How can you keep your lower back safe while lifting heavy objects?

The lower back is a very common site of injury. Lifting a heavy object – whether it’s a box, a piece of furniture, or a set of weights at the gym – can put the lower back at significant risk if done improperly. A little bit of knowledge about how to position the body safely while lifting can help to prevent the pain and dysfunction of an injured lower back. How can you stay safe while lifting?

How can lifting damage the lower back?

The main risk of improper lifting is that it can cause a herniation of a disc in the lumbar spine (the lower back). Lifting a heavy (or even a not-so-heavy) object with a rounded lower back puts a tremendous amount of force on these discs. In fact, bending at the waist to lift an object that weighs just 30 pounds can put more than 2000 pounds of compressive force on the lumbar discs!

With this amount of force, it’s very easy for a disc to become herniated. This means that the disc bulges outward. A herniated disc may cause pain and inflammation in the lower back, but it may also cause symptoms like tingling, pain, or numbness in the leg or foot, which result from nerve compression in the lower back.

How can you prevent herniated discs from lifting?

The most important piece of advice for low back safety is to maintain a neutral spine when lifting. Your low back naturally has a slight forward curve, and you should do your best to keep it that way during lifting.

Holding the object close to your body, and lifting with your legs, will put far less stress on your lumbar spine than bending at the waist to pick up the object. In part, this is due to leverage. An object held farther away from your body will put more force on your spine than the same object held close to you. Additionally, allowing the lower back to curve forward (which generally happens when bending at the waist) shifts most of the force of the object into the front part of the lumbar discs. This puts the discs at significant risk of herniation. Keeping the lumbar spine neutral helps to protect the discs.

To keep your lower back safe, follow this procedure as you lift:

Stand with a wide stance, then squat down near the object

As you prepare to lift the object, stand with your feet shoulder width apart and toes pointed slightly outward.
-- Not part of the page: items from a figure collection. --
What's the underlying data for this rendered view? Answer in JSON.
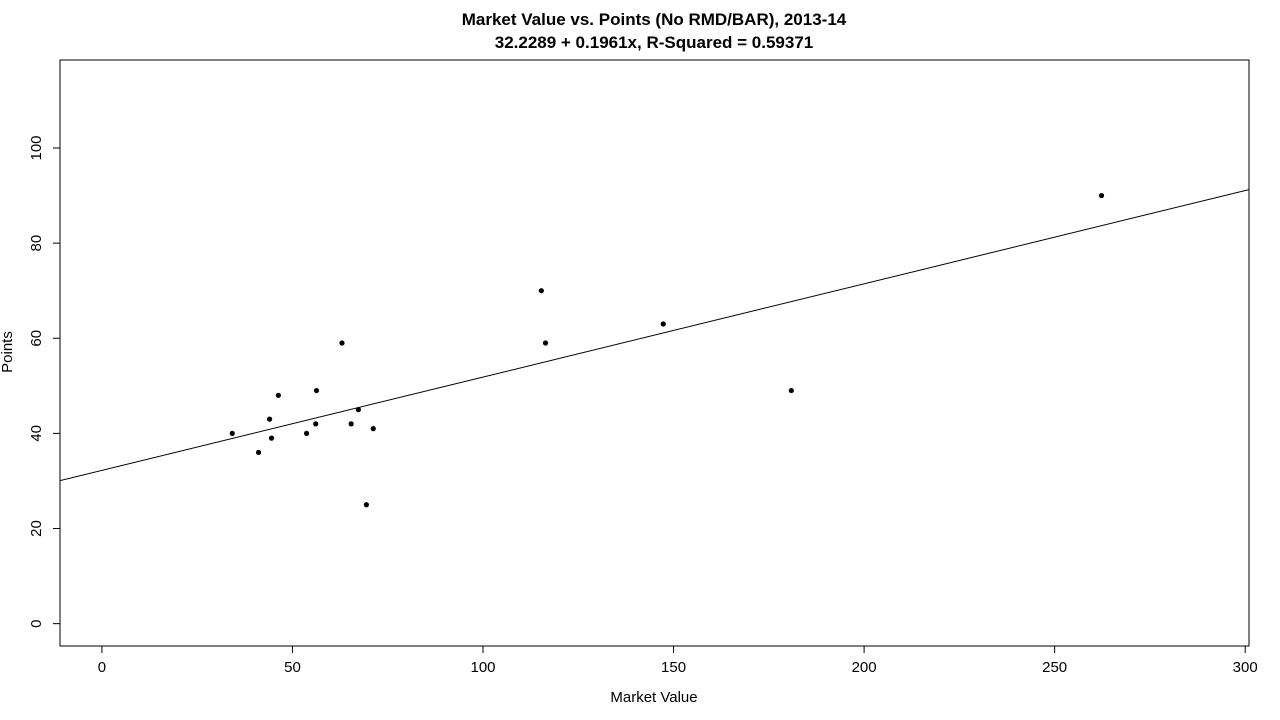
{
  "chart_data": {
    "type": "scatter",
    "title": "Market Value vs. Points (No RMD/BAR), 2013-14",
    "subtitle": "32.2289 + 0.1961x, R-Squared = 0.59371",
    "xlabel": "Market Value",
    "ylabel": "Points",
    "xlim": [
      -11,
      301
    ],
    "ylim": [
      -4.7,
      118.5
    ],
    "xticks": [
      0,
      50,
      100,
      150,
      200,
      250,
      300
    ],
    "yticks": [
      0,
      20,
      40,
      60,
      80,
      100
    ],
    "grid": false,
    "legend": "none",
    "points": [
      {
        "x": 34.2,
        "y": 40
      },
      {
        "x": 41.1,
        "y": 36
      },
      {
        "x": 44.0,
        "y": 43
      },
      {
        "x": 44.5,
        "y": 39
      },
      {
        "x": 46.3,
        "y": 48
      },
      {
        "x": 53.7,
        "y": 40
      },
      {
        "x": 56.1,
        "y": 42
      },
      {
        "x": 56.3,
        "y": 49
      },
      {
        "x": 63.0,
        "y": 59
      },
      {
        "x": 65.4,
        "y": 42
      },
      {
        "x": 67.3,
        "y": 45
      },
      {
        "x": 69.4,
        "y": 25
      },
      {
        "x": 71.2,
        "y": 41
      },
      {
        "x": 115.3,
        "y": 70
      },
      {
        "x": 116.4,
        "y": 59
      },
      {
        "x": 147.3,
        "y": 63
      },
      {
        "x": 180.9,
        "y": 49
      },
      {
        "x": 262.3,
        "y": 90
      }
    ],
    "regression": {
      "intercept": 32.2289,
      "slope": 0.1961
    }
  }
}
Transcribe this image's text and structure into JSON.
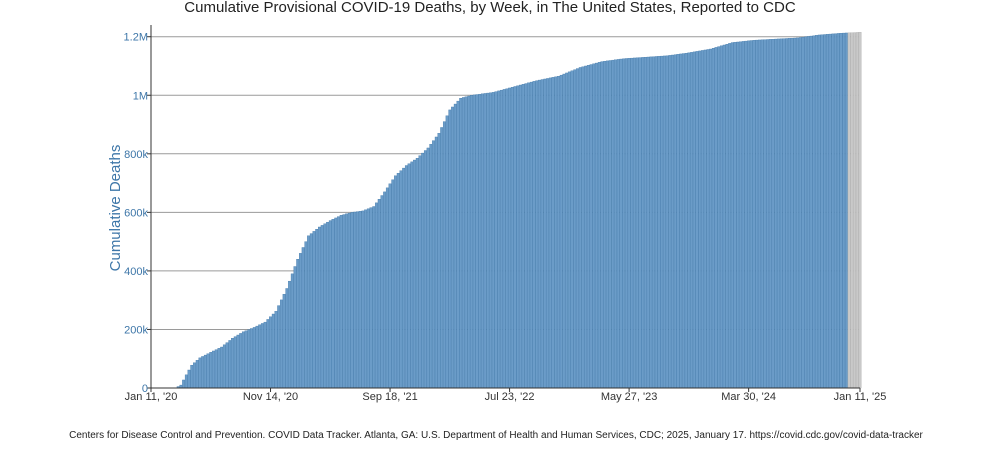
{
  "chart_data": {
    "type": "bar",
    "title": "Cumulative Provisional COVID-19 Deaths, by Week, in The United States, Reported to CDC",
    "ylabel": "Cumulative Deaths",
    "xlabel": "",
    "ylim": [
      0,
      1240000
    ],
    "y_ticks": [
      {
        "value": 0,
        "label": "0"
      },
      {
        "value": 200000,
        "label": "200k"
      },
      {
        "value": 400000,
        "label": "400k"
      },
      {
        "value": 600000,
        "label": "600k"
      },
      {
        "value": 800000,
        "label": "800k"
      },
      {
        "value": 1000000,
        "label": "1M"
      },
      {
        "value": 1200000,
        "label": "1.2M"
      }
    ],
    "x_ticks": [
      {
        "date": "2020-01-11",
        "label": "Jan 11, '20"
      },
      {
        "date": "2020-11-14",
        "label": "Nov 14, '20"
      },
      {
        "date": "2021-09-18",
        "label": "Sep 18, '21"
      },
      {
        "date": "2022-07-23",
        "label": "Jul 23, '22"
      },
      {
        "date": "2023-05-27",
        "label": "May 27, '23"
      },
      {
        "date": "2024-03-30",
        "label": "Mar 30, '24"
      },
      {
        "date": "2025-01-11",
        "label": "Jan 11, '25"
      }
    ],
    "grid": true,
    "bar_color": "#6b9cc8",
    "bar_edge_color": "#3d76a8",
    "recent_bar_color": "#c9c9c9",
    "series": [
      {
        "anchors": [
          {
            "date": "2020-01-11",
            "value": 0
          },
          {
            "date": "2020-03-14",
            "value": 0
          },
          {
            "date": "2020-03-28",
            "value": 10000
          },
          {
            "date": "2020-04-11",
            "value": 45000
          },
          {
            "date": "2020-04-25",
            "value": 78000
          },
          {
            "date": "2020-05-16",
            "value": 103000
          },
          {
            "date": "2020-06-13",
            "value": 122000
          },
          {
            "date": "2020-07-11",
            "value": 140000
          },
          {
            "date": "2020-08-08",
            "value": 170000
          },
          {
            "date": "2020-09-05",
            "value": 192000
          },
          {
            "date": "2020-10-03",
            "value": 207000
          },
          {
            "date": "2020-10-31",
            "value": 225000
          },
          {
            "date": "2020-11-28",
            "value": 262000
          },
          {
            "date": "2020-12-26",
            "value": 340000
          },
          {
            "date": "2021-01-23",
            "value": 440000
          },
          {
            "date": "2021-02-20",
            "value": 520000
          },
          {
            "date": "2021-03-20",
            "value": 550000
          },
          {
            "date": "2021-04-17",
            "value": 572000
          },
          {
            "date": "2021-05-15",
            "value": 590000
          },
          {
            "date": "2021-06-12",
            "value": 600000
          },
          {
            "date": "2021-07-10",
            "value": 605000
          },
          {
            "date": "2021-08-07",
            "value": 620000
          },
          {
            "date": "2021-09-04",
            "value": 670000
          },
          {
            "date": "2021-10-02",
            "value": 725000
          },
          {
            "date": "2021-10-30",
            "value": 760000
          },
          {
            "date": "2021-11-27",
            "value": 785000
          },
          {
            "date": "2021-12-25",
            "value": 820000
          },
          {
            "date": "2022-01-22",
            "value": 870000
          },
          {
            "date": "2022-02-19",
            "value": 950000
          },
          {
            "date": "2022-03-19",
            "value": 990000
          },
          {
            "date": "2022-04-16",
            "value": 1000000
          },
          {
            "date": "2022-06-11",
            "value": 1010000
          },
          {
            "date": "2022-08-06",
            "value": 1030000
          },
          {
            "date": "2022-10-01",
            "value": 1050000
          },
          {
            "date": "2022-11-26",
            "value": 1065000
          },
          {
            "date": "2023-01-21",
            "value": 1095000
          },
          {
            "date": "2023-03-18",
            "value": 1115000
          },
          {
            "date": "2023-05-13",
            "value": 1125000
          },
          {
            "date": "2023-07-08",
            "value": 1130000
          },
          {
            "date": "2023-09-02",
            "value": 1135000
          },
          {
            "date": "2023-10-28",
            "value": 1145000
          },
          {
            "date": "2023-12-23",
            "value": 1158000
          },
          {
            "date": "2024-02-17",
            "value": 1180000
          },
          {
            "date": "2024-04-13",
            "value": 1188000
          },
          {
            "date": "2024-06-08",
            "value": 1192000
          },
          {
            "date": "2024-08-03",
            "value": 1196000
          },
          {
            "date": "2024-09-28",
            "value": 1206000
          },
          {
            "date": "2024-11-23",
            "value": 1212000
          },
          {
            "date": "2025-01-11",
            "value": 1215000
          }
        ],
        "recent_from": "2024-12-14"
      }
    ]
  },
  "caption": "Centers for Disease Control and Prevention. COVID Data Tracker. Atlanta, GA: U.S. Department of Health and Human Services, CDC; 2025, January 17. https://covid.cdc.gov/covid-data-tracker"
}
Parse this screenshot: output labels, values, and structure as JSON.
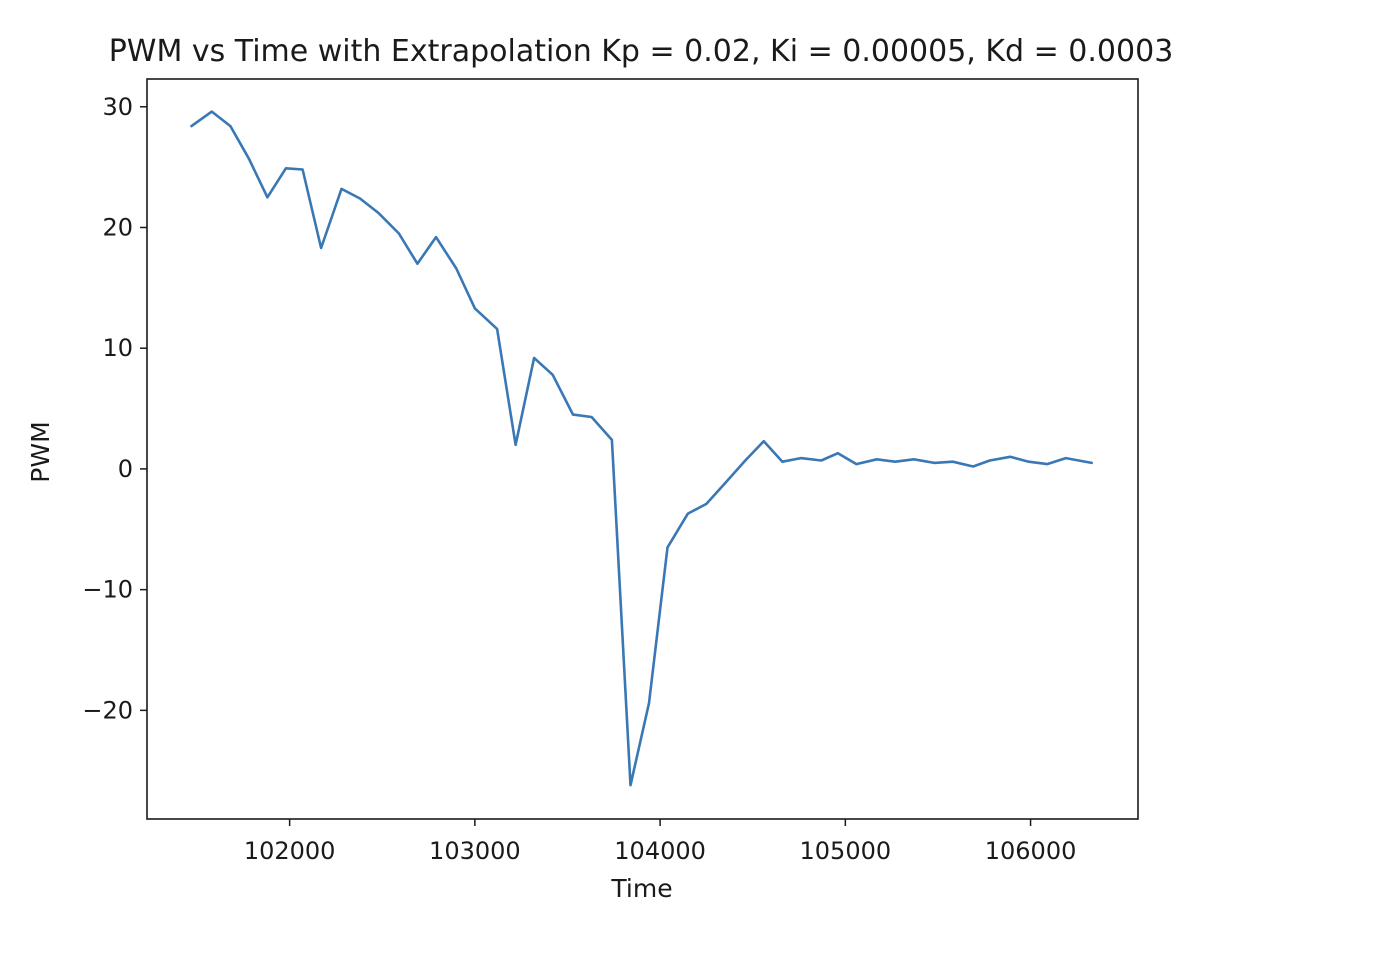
{
  "chart_data": {
    "type": "line",
    "title": "PWM vs Time with Extrapolation Kp = 0.02,  Ki = 0.00005, Kd = 0.0003",
    "xlabel": "Time",
    "ylabel": "PWM",
    "xlim": [
      101230,
      106580
    ],
    "ylim": [
      -29.0,
      32.3
    ],
    "xticks": [
      102000,
      103000,
      104000,
      105000,
      106000
    ],
    "yticks": [
      30,
      20,
      10,
      0,
      -10,
      -20
    ],
    "xtick_labels": [
      "102000",
      "103000",
      "104000",
      "105000",
      "106000"
    ],
    "ytick_labels": [
      "30",
      "20",
      "10",
      "0",
      "−10",
      "−20"
    ],
    "grid": false,
    "legend": "none",
    "series": [
      {
        "color": "#3a78b5",
        "x": [
          101470,
          101580,
          101680,
          101780,
          101880,
          101980,
          102070,
          102170,
          102280,
          102380,
          102480,
          102590,
          102690,
          102790,
          102900,
          103000,
          103120,
          103220,
          103320,
          103420,
          103530,
          103630,
          103740,
          103840,
          103940,
          104040,
          104150,
          104250,
          104350,
          104460,
          104560,
          104660,
          104760,
          104870,
          104960,
          105060,
          105170,
          105270,
          105370,
          105480,
          105580,
          105690,
          105780,
          105890,
          105990,
          106090,
          106190,
          106330
        ],
        "y": [
          28.4,
          29.6,
          28.4,
          25.7,
          22.5,
          24.9,
          24.8,
          18.3,
          23.2,
          22.4,
          21.2,
          19.5,
          17.0,
          19.2,
          16.6,
          13.3,
          11.6,
          2.0,
          9.2,
          7.8,
          4.5,
          4.3,
          2.4,
          -26.2,
          -19.4,
          -6.5,
          -3.7,
          -2.9,
          -1.2,
          0.7,
          2.3,
          0.6,
          0.9,
          0.7,
          1.3,
          0.4,
          0.8,
          0.6,
          0.8,
          0.5,
          0.6,
          0.2,
          0.7,
          1.0,
          0.6,
          0.4,
          0.9,
          0.5
        ]
      }
    ]
  }
}
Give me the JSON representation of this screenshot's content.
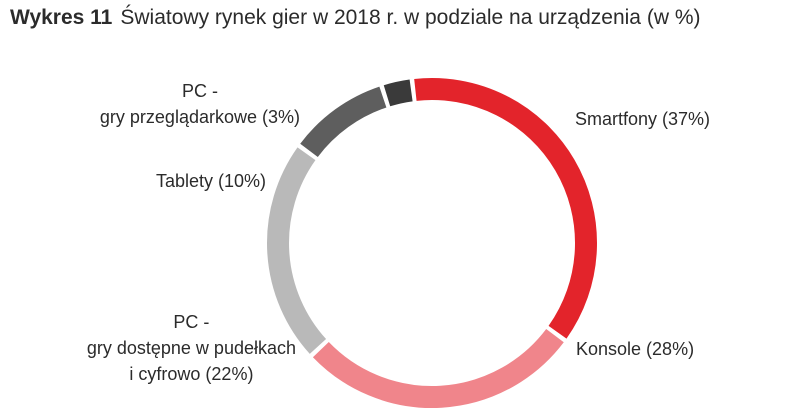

This will position you for stability so that you can safely handle the object, and will also position your legs to be as powerful as possible so that they can do most of the lifting.

When you’re ready to lift, squat down near the object. NEVER bend over at the waist to pick up something heavy. Bend at the knees instead.

Hold the object close to your body, and tighten your core

As you grasp the object, hold it as close to your body as possible. This helps to keep the object stable, and also reduces the amount of force that it will apply to your body. Tighten your core (your abdominal muscles) a bit. This helps to brace your back and spread the load across different parts of your spine.

Take a moment to ensure that your spine is in a neutral position, with your low back curving slightly toward the front of your body, rather than rounded backward. (You don’t want to excessively arch your lower back, just ensure that the natural forward curve is present.) It helps to look straight ahead, rather than down at the object, so that you don’t reflexively curl your back over it.

Lift with your legs, not your back

Make sure that you have a secure grip on the object, so that it won’t drop or wobble. Next, straighten your legs to lift the object. You’ll notice that it’s mainly your leg muscles that do the work of lifting. The quadriceps (on the front of the thigh) and gluteus muscles (in the buttocks) generally provide most of the power, with your hamstrings (on the back of the thigh) and other leg muscles also contributing.

Your leg muscles are very powerful, and can lift more weight than your back muscles can. When you lift with your legs, you not only protect your low back, but you also give yourself the ability to lift heavier objects. The muscles of your arms and core will also be activated to some degree during lifting, for stability of your body and the object. However, it’s your leg muscles that will actually do most of the work.

Take care of your low back!

At her chiropractic office in Chester, NJ, Dr. Barnes has unfortunately seen many patients with herniated discs of the lumbar spine. Often, these patients were lifting an object when they became injured. In some cases, the object wasn’t even very heavy, but they were lifting it in an unsafe way.

Although chiropractic care can certainly help patients who have experienced a herniated disc, it’s much better to prevent problems than to treat them. Dr. Barnes considers it part of her mission to spread knowledge of how to lift safely, to help you protect your low back. We hope that these tips help you to stay pain-free for years to come.